Whoa – that was as close to a compliment as I was likely to receive from him.
Emboldened, or maybe just too tired for fear, I put my right hand on the table, outstretched, palm up. "You know, there is only one way to stop our fears to have power over ourselves, or so my great-grandfather said."Snape tensed, and mustered my hand through hooded eyes for a moment, saying, "So we have progressed from Truth to Dare, haven't we ? I must be more tired than I realise to even consider this ..." and stretched out his left hand, his fingertips brushing mine.
The feeling of his skin on mine was incredibly intense. It was like seven years ago, when I had stood before a pile of wands at Ollivander's, grabbed the mahogany one, and suddenly every fibre in me had sighed contentedly, "That one's mine". His skin was warm, dry and somehow seemed to fit mine, to belong. Without any conscious effort of mine, I reached out, tracing the lines of his hands, wanting to touch more, to feel his strong, sleek hand, to reach ... His hand reached out as well, our fingers entwined, joined, and a warm, pleasant feeling rose up from my fingertips and began to spread through my whole body. And slowly, the frantic pulse I could feel through his skin began to slow down, to match mine, till finally I felt our hearts beat at the same time, as one.
I looked up from our entwined hands in wonder, and my eyes met his. But the opening was slower this time, not so much a falling as a gentle pull, the call of a soul to its mate, promising that neither would ever need to feel alone again.
For the span of a dozen joined heartbeats we just sat there, lost in the moment.
Then Snape suddenly jerked back his hand as if he had been burnt. Turning away from me, he pressed forth through clenched teeth, his voice harsh, "Go. Go now. This has been a mistake."
I drew back, repelled by his sudden disruption of our connection and his words as if I had been pushed away with a hot poker. Trembling, I felt my self-control wavering and threatening to break down any second – so I did as he said, getting up hastily and fleeing his rooms without looking back.
I dashed along the deserted dungeon corridors, not really looking where I went, and more by instinct stumbled through a secret door leading to a small unused room where Fred and I had made out occasionally.

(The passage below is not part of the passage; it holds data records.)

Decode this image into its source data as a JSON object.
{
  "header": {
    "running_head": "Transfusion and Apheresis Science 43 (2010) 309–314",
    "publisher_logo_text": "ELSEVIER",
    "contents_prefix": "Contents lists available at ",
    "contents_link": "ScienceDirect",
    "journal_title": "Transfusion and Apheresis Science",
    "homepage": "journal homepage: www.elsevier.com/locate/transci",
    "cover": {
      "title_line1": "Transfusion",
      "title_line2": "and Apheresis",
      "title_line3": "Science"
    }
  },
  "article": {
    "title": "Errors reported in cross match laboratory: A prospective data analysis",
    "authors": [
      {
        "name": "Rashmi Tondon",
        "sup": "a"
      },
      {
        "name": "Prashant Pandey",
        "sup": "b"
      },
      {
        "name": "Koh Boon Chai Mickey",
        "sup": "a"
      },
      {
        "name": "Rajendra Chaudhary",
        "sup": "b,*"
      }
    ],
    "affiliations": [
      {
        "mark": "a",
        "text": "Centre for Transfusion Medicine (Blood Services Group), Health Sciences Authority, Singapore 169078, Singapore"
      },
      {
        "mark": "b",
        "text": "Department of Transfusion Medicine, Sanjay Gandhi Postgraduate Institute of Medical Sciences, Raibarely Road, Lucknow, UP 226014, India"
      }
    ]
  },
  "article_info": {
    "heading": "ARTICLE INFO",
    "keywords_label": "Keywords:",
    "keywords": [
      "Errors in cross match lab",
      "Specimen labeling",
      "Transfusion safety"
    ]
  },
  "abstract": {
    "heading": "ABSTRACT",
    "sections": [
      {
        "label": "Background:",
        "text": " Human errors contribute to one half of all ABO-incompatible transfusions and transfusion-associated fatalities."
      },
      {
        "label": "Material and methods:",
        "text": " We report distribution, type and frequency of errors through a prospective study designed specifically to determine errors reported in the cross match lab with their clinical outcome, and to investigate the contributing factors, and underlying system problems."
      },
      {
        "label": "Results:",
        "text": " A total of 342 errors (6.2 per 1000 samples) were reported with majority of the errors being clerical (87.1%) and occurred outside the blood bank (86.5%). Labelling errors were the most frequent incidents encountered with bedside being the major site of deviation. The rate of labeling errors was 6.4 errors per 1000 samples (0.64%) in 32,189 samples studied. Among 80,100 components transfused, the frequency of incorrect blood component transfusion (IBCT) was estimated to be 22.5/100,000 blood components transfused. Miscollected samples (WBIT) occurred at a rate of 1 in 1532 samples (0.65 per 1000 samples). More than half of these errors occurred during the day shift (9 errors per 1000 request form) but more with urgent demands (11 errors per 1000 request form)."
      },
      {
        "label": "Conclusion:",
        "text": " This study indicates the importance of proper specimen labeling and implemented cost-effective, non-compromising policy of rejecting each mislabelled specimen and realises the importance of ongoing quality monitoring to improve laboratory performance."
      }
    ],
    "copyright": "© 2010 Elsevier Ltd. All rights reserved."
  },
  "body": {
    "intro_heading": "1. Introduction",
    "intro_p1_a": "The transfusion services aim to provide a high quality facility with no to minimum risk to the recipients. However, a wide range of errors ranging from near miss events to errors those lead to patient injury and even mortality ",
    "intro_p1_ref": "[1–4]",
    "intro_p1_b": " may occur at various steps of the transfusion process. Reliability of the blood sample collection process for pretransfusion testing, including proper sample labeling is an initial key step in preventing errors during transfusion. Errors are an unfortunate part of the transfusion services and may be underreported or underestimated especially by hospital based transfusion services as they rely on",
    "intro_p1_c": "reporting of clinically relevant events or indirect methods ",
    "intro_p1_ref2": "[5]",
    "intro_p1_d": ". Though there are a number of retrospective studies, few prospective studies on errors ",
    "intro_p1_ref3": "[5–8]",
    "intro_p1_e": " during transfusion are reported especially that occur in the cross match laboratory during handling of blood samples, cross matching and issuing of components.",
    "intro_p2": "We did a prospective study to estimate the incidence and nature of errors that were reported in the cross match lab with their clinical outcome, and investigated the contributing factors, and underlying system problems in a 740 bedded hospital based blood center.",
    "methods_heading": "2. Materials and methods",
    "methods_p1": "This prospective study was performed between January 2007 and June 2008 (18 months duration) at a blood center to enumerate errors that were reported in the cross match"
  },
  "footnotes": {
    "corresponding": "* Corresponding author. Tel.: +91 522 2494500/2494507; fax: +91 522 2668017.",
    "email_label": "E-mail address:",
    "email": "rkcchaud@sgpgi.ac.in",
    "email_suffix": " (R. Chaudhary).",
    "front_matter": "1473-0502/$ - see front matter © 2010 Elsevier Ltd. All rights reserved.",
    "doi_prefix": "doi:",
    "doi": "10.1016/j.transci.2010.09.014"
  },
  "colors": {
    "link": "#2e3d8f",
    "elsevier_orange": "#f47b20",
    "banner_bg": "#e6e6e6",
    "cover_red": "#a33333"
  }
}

I threw myself on the old couch facedown, just sobbing for a while until the shock had left my system and sanity was slowly returning.
When the panic had left and my mind had finally resurfaced, I sat up, trying to think this over as calmly as I could – which was a difficult process as anger about his harsh rejection and relief about not having gone further were warring inside me. The feeling of linking with him had been among the most wonderful and intense experiences I had ever had – while it had lasted. Now, however, my mind caught up with my instincts and reminded me of whom I had shared this with, and the thought made me feel nauseous.

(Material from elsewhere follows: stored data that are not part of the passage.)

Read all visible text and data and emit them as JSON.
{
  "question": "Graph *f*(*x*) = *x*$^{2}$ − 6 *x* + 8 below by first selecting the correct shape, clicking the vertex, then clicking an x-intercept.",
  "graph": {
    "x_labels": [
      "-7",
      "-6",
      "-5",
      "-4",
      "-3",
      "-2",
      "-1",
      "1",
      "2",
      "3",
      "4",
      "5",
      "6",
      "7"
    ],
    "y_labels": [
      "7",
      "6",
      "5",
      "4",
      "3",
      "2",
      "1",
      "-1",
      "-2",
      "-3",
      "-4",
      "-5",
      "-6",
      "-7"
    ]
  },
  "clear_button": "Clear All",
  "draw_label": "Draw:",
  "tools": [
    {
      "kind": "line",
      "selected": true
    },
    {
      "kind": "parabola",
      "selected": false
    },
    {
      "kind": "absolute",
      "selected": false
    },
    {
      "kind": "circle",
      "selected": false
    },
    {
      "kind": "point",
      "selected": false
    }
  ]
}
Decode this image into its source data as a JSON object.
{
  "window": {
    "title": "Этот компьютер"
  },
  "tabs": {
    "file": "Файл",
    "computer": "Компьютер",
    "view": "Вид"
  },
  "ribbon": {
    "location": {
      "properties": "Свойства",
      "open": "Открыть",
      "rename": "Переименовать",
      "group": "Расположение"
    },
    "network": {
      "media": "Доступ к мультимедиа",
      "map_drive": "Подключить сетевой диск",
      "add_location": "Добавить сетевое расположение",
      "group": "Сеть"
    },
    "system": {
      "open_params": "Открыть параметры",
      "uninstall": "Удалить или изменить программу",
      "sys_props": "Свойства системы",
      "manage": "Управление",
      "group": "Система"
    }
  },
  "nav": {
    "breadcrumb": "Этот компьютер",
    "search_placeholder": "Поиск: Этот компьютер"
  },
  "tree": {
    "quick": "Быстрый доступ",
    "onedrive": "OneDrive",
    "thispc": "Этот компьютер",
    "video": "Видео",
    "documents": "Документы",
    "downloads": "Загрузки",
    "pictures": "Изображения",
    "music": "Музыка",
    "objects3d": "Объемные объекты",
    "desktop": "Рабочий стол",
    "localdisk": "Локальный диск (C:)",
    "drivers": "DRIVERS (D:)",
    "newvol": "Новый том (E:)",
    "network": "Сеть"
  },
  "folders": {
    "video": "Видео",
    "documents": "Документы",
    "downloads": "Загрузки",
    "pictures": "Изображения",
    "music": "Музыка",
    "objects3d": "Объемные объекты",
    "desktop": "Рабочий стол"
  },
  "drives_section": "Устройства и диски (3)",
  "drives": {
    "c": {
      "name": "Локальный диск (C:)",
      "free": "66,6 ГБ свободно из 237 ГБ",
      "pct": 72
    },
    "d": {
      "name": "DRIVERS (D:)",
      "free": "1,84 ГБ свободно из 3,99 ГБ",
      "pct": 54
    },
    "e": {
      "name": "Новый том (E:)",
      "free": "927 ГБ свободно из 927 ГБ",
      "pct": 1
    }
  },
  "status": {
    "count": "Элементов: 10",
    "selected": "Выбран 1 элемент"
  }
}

Yes, I decided, on balance I was rather glad that Snape had stopped this while he still could – I had little doubt that we wouldn't have ended up on top of each other had we continued, and that was something I now found I definitely was not ready for ... I hoped I ever would be, in fact.
Still, anger at his rejection continued to burn inside me. I had been the sensible part of this long enough, I decided. Now it was his turn, and bugger my understanding the nature of Zingsti better – he should have a pretty clear idea by now, as well. I might have the Gryffindor courage to go down there and face him, but I also had Gryffindor pride.
As I slowly walked up to Leo Tower by means of another hidden passage, I swore to myself that no matter how sick the pull of Zingsti would drive me, I would not seek him out again unless he came to me first.